Она с нетерпеливым и пренебрежительным видом дожидалась, пока он выйдет. Только сейчас он вспомнил, что забыл спросить про Доминику у Камиллы. А потом, ну чем эта атлетичка могла напоминать Доминику? Он долго задавался этим вопросом, но ответа так и не нашел.
Он сделал крюк, чтобы не проходить перед отчим домом. Хотя и так в городишке будут об этом болтать, подхалимы растреплют, и до него довольно быстро донесется эхо пересудов в виде папиного письма, полного упреков, саркастических замечаний, а под конец плаксивых излияний.
Де Цикада с мрачной рожей ожидал его, завернувшись в шелка.
— Заходи же малыш И извини меня Видишь Этой ночью мне было как-то особенно плохо и я еще до сих пор немного прибит наркотиками Те что я принимаю на меня как-то странно действуют Они отрезают меня от внешнего мира Который меня больше не интересует Ничем Видишь в общем-то время от времени это совсем неплохо наркотики Болезнь тоже играет свою роль Но я не буду донимать тебя своей болезнью Хочешь что-нибудь выпить Вермут Сейчас дам тебе лед Вермут на полдник очень даже неплохо А ты что у тебя нового Когда я встречаю твоего отца он говорит о тебе с гордостью Похоже ты становишься великим ученым и получаешь дипломы один за другим Поздравляю тебя мой мальчик Трудись трудись что-нибудь да останется Обычно мало что остается В пятьдесят лет не очень-то помнишь чему хотел научиться в двадцать В конце концов я поэт а это совсем другое дело Ну значит ты приехал ко мне с конкретной целью Объясни-ка мне Что тебе от меня нужно.

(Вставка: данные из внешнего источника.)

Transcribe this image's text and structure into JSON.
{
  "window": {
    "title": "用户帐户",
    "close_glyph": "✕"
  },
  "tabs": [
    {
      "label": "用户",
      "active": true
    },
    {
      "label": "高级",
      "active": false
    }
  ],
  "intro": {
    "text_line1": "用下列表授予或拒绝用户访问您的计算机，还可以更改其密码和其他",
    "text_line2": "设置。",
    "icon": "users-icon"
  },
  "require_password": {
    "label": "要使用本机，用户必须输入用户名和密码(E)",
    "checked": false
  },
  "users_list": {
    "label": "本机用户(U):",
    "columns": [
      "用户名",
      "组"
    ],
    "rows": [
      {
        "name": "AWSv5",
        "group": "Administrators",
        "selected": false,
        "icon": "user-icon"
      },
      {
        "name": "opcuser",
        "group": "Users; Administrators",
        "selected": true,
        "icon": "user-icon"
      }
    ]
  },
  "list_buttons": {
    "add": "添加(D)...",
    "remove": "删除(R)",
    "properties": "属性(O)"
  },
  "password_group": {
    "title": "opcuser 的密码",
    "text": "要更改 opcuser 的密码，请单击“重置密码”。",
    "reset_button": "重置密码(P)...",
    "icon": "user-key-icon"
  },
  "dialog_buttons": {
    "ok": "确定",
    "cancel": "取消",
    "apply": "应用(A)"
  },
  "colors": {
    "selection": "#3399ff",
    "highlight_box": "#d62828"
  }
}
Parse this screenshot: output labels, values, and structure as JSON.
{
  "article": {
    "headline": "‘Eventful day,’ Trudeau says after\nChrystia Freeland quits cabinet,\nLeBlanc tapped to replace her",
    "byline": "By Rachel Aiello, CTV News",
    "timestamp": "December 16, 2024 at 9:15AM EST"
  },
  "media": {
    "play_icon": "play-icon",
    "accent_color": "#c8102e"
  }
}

— Вот, мсье. Один из моих друзей по имени Белепин готовит антологию великих современных непризнанных поэтов.
— А именно?
— Анатоль де Сен-Симфонифуйя, Адальбер Мирюс[70], Симплекс де ля Руин-Эгаль.
— Знать не знаю этих чудиков.
— Урсула Жопосла, Полинетта Вагон, Элиана де Транс-Маис.
— Знать не знаю этих чертовых синих чулок.
— Естественно, потому что они непризнанны.
— Непризнанны! Непризнанны! Как будто может возникнуть дюжина непризнанных одновременно! Нет! нет! для отдельно взятой эпохи может существовать только один-единственный непризнанный! а для данной эпохи! той, в которую живем мы! в данный момент! этот непризнанный! это я!